Presenter: Aaron Saxton, National Center for Supercomputing Applications, University of Illinois
Tuesday, October 6, 2020
There are many ways to parallelize computational workflows on HPC systems like Blue Waters and they all come with risks and benefits. The holy grail of paralyzing ML workflows is distributed training. In this process the model is copied, data is partitioned, and both are loaded onto multiple nodes to increase the scale at which we can train. In this talk, we start with the hypothesis that all data can be embedded on some lower dimension manifold. Indeed, this is called the geometric interpretation of data. Since gradient methods are the primary algorithms to optimize ML models on training data, by using the geometric interpretation we are able to visualize and gain insight to the challenges optimization faces.
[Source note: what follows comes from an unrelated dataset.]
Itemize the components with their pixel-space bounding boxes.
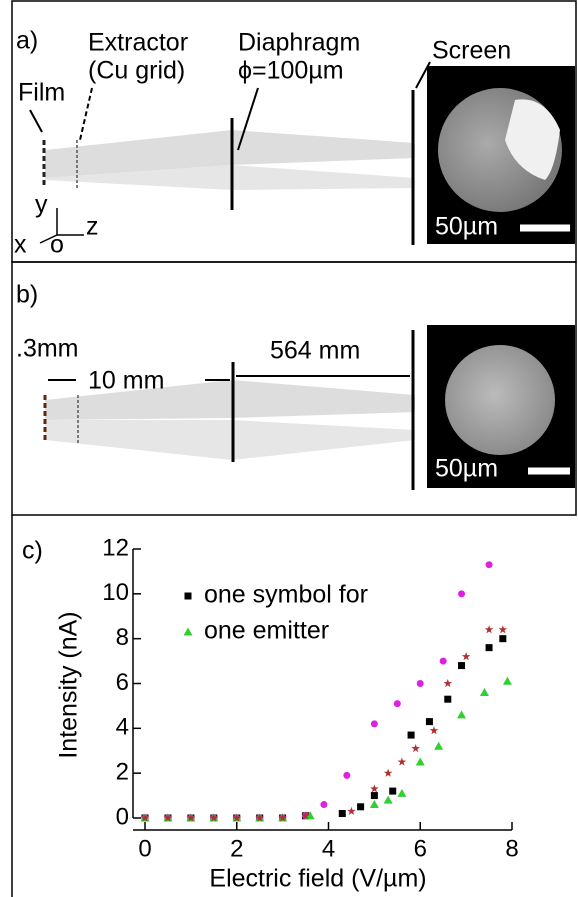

In particular we will explore how this expresses while training at scale. There is no good general theory of ML training, but this will give practitioners some intuitive tools to improve their models to push the limits of scaling.
Aaron Saxton is a Data Scientist who works in the Blue Waters project office at the National Center for Super Computing Applications (NCSA). His current interest is in machine learning, data, and migrating popular data/ML techniques to HPC environments. His career has shifted back and forth between industry and academic ventures. Previous to NCSA he was a data scientist and founding member of the agricultural data company Agrible Inc. participating in crop model development and customer facing deployment. Before that, Aaron worked at Neustar Inc, University of Kentucky, and SAIC. In the summer of 2014, shortly after joining Neustar, Aaron graduated from University of Kentucky to earn his PhD in Mathematics by studying Partial Differential Equations, Operator Theory, and the Schrodinger equation.